The film ends several weeks later. Only Hunter and Jennifer remain alive, seriously ill from radiation exposure, drinking contaminated water from a pump in the yard. Nearby is Rob's body, slumped against a tree, having evidently managed to bury Satchel but chosen not to return to the basement before dying of the radiation.

==Cast==
- C. J. Thomason as Hunter
- Monica Keena as Elizabeth
- Edward Furlong as Brad
- Andre Royo as Rob
- Christine Kelly as Angie
- Jessie Rusu as Jennifer
- Ross Britz as Jonathan
- Tody Bernard as Wendell
- Kennon Kepper as Satchel
- William Baldwin as Shane (voice)
- Randal Reeder as Cowboy Hat
- Bo Mitchell as Cowboy Hat's Son
- Bobbi Sue Luther as Basement Refugee
- Ted Ferguson as Dying Refugee
- Alexander B. Williams as Burnt Refugee

==Production==
Engert was the second director hired to direct Aftermath and he was brought on to the project four days before principal photography commenced. He stated that he chose to work on Aftermath due to the film's script, which he felt "focused on the characters a lot more than the situation they're in" and because the script did not require a large special effects budget or an overly large cast. The total production took place over a four-week period.

==Reception==
Aftermath has received mixed reviews, and holds an approval rating of 47% on the review aggregator website Rotten Tomatoes, based on 17 reviews. Gary Goldstein of the Los Angeles Times wrote that "Even if this largely contained movie remains more low key than frantic, it features enough well-executed bursts of tension and strong emotional beats to hold interest." Adrian Halen of HorrorNews.net reviewed the film positively, writing that "Those who enjoy a good action drama will be more than satisfied with this film".

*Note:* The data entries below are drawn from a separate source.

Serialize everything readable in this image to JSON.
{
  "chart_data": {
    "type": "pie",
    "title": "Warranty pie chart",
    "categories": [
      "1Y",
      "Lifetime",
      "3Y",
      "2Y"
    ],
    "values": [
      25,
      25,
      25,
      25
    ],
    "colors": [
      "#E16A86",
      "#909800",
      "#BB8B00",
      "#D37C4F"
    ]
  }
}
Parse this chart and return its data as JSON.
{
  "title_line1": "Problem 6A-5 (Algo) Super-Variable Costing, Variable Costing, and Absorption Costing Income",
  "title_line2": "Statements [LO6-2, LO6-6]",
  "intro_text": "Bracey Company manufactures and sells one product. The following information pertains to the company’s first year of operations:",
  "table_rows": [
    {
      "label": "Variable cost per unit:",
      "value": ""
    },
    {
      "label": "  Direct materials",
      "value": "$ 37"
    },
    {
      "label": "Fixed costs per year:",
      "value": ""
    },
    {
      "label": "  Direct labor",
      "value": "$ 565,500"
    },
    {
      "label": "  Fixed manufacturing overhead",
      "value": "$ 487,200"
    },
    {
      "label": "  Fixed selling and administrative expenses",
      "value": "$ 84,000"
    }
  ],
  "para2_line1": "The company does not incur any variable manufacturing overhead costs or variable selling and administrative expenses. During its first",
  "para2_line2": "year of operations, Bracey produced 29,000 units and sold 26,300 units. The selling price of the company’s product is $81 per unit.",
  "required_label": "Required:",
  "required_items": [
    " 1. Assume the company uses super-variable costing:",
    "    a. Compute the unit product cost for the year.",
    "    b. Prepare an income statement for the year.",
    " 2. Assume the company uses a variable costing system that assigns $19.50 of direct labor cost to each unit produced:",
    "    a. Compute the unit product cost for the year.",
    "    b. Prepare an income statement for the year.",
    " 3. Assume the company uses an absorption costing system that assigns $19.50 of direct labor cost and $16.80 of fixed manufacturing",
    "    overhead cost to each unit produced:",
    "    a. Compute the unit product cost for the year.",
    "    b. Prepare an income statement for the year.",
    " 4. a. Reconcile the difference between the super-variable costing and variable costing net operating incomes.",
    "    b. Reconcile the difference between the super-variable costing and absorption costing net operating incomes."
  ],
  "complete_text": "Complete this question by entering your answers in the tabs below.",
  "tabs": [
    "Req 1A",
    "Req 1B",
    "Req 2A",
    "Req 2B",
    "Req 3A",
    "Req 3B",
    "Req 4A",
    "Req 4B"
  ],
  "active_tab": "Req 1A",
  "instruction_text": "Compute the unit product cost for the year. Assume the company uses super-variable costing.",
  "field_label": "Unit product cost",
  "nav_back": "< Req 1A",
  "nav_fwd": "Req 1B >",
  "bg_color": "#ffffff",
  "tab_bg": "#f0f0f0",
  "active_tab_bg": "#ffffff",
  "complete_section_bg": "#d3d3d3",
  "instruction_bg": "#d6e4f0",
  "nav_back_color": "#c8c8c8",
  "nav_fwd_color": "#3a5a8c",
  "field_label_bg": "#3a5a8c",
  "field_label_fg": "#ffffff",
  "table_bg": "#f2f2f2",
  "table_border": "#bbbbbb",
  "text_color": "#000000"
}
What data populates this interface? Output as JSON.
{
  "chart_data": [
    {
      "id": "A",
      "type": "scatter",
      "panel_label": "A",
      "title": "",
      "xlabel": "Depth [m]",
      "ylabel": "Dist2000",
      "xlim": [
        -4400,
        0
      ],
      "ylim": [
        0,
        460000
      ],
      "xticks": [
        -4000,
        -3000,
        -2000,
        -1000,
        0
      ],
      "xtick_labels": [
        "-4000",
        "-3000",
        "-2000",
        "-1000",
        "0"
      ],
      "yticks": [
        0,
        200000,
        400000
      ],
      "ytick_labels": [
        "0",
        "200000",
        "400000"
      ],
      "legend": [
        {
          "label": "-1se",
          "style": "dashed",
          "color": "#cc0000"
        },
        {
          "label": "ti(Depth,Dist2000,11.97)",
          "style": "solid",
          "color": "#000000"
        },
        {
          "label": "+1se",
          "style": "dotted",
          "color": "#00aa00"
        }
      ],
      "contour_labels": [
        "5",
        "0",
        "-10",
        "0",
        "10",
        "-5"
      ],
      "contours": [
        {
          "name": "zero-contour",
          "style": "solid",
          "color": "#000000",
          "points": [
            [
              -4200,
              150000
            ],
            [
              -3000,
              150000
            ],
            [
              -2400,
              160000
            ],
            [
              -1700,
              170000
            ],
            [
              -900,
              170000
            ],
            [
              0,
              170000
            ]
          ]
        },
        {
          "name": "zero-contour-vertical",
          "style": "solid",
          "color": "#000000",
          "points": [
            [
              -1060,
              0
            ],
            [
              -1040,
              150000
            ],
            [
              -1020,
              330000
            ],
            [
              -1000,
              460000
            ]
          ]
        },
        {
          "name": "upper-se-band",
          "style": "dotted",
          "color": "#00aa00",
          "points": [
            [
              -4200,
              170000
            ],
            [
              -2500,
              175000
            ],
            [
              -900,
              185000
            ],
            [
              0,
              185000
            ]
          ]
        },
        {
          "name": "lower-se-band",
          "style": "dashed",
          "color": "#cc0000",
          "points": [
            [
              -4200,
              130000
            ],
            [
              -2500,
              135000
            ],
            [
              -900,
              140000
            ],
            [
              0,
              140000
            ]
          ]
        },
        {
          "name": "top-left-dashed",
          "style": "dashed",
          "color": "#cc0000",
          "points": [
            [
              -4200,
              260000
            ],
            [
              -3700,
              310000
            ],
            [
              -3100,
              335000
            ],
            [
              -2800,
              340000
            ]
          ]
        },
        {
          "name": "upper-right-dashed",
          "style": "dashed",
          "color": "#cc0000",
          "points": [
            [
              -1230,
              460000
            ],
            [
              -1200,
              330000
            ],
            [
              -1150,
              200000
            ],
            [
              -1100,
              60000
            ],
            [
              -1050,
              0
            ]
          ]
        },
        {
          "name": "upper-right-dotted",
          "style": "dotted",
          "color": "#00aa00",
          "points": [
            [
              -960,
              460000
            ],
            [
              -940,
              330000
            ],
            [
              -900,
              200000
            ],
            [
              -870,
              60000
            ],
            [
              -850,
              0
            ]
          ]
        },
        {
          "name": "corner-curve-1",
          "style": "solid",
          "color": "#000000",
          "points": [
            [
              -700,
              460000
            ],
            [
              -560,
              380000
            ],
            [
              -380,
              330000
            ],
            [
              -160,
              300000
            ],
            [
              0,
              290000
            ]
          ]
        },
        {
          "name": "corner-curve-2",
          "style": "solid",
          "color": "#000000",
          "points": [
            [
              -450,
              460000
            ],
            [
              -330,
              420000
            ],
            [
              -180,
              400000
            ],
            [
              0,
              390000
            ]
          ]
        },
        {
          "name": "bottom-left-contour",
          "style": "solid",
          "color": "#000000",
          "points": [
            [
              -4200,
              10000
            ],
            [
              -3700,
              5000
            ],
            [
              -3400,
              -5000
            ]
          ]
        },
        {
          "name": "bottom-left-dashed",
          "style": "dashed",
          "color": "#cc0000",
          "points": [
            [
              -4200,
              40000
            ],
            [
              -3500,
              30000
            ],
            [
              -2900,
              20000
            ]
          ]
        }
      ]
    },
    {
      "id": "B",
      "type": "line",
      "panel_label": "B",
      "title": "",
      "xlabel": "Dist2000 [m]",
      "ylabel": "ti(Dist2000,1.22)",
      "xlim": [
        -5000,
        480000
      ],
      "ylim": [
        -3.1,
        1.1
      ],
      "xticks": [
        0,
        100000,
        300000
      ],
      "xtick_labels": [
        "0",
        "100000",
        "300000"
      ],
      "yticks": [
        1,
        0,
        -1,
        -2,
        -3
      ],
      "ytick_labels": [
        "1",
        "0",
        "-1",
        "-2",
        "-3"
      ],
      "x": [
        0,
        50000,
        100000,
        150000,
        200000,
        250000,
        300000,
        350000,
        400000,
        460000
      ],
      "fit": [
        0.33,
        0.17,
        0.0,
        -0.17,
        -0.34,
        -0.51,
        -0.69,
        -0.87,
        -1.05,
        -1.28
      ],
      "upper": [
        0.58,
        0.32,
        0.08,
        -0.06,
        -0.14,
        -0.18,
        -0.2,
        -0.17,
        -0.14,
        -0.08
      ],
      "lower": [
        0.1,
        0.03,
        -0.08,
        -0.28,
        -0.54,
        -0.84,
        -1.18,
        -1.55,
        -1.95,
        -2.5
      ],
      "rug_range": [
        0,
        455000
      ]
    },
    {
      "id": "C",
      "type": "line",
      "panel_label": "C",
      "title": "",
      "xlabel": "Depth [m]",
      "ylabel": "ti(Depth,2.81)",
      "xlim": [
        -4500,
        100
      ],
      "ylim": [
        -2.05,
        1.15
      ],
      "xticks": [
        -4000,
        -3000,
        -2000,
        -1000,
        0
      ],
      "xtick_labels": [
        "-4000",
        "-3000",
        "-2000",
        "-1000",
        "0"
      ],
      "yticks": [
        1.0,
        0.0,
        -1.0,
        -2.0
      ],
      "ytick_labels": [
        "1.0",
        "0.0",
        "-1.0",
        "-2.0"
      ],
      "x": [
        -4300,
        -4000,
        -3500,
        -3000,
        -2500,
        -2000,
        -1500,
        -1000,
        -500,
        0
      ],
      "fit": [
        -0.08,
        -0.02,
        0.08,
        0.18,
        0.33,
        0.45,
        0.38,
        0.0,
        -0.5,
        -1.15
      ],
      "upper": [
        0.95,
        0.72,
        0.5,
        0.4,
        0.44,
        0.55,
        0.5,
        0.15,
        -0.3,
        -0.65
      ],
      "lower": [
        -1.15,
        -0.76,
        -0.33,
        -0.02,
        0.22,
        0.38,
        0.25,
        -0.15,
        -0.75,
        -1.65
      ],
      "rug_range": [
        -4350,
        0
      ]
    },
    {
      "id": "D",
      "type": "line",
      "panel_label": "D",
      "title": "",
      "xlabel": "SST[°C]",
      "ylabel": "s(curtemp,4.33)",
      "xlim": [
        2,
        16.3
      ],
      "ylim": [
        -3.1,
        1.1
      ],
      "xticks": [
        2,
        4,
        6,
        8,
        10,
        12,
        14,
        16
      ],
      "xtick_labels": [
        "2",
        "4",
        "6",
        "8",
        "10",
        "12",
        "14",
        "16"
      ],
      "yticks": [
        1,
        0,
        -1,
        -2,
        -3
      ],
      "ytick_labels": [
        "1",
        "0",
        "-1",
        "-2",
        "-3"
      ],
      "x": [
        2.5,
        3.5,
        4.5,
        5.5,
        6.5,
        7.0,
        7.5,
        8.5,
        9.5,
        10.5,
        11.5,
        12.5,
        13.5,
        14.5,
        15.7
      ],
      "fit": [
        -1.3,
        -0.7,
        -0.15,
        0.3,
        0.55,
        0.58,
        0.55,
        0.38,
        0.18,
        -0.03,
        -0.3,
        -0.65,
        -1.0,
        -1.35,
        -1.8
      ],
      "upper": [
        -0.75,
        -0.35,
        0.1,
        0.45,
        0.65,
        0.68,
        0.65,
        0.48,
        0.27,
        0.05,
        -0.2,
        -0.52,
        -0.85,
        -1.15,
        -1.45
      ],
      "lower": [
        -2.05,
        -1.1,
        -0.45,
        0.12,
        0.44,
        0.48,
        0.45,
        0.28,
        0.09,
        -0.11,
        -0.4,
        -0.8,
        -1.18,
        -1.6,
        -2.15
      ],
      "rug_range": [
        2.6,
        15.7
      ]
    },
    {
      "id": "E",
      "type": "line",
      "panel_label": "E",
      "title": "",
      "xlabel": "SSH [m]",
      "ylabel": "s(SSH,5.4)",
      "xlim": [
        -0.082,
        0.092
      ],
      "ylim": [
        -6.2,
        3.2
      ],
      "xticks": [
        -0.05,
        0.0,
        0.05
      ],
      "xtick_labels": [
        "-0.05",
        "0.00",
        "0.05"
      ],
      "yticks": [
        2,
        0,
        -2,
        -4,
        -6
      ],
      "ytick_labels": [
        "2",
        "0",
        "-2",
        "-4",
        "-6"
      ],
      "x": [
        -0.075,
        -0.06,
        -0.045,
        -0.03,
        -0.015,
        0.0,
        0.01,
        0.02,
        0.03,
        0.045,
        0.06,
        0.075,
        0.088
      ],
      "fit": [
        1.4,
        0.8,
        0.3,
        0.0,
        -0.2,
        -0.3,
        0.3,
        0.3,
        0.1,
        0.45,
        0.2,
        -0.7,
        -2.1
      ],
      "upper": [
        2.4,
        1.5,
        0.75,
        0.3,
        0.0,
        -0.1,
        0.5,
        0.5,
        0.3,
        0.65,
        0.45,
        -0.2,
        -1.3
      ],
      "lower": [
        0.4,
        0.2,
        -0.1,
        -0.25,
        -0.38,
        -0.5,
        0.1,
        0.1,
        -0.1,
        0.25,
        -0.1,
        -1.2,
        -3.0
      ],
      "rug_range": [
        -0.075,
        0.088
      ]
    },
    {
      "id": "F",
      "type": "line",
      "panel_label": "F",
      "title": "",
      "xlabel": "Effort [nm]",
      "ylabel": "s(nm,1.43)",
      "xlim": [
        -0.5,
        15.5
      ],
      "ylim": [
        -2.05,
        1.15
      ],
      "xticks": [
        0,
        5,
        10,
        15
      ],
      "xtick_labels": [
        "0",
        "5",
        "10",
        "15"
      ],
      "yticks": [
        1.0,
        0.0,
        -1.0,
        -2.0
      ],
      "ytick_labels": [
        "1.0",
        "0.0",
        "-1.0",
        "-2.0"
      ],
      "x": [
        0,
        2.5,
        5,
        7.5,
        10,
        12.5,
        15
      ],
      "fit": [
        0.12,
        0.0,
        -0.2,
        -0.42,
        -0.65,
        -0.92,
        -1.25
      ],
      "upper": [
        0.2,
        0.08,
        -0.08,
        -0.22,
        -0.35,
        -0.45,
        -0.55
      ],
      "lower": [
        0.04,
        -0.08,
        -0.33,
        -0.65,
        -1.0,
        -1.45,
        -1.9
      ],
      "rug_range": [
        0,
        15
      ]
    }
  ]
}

Justin Chang of Variety called the film "a work of zero novelty but often effective atmosphere". Mike Wilson of Bloody Disgusting wrote that "Aftermath strives to be different from what you'd normally get with a post-nuclear film. And while the bleakness and pessimistic outlook does change things up, it doesn't deviate from the formula we've all seen before". Jeannette Catsoulis of The New York Times gave the film a mostly negative review, writing that "it's surprising how few of these characters want to kill themselves—no matter how much we're rooting for them to do so".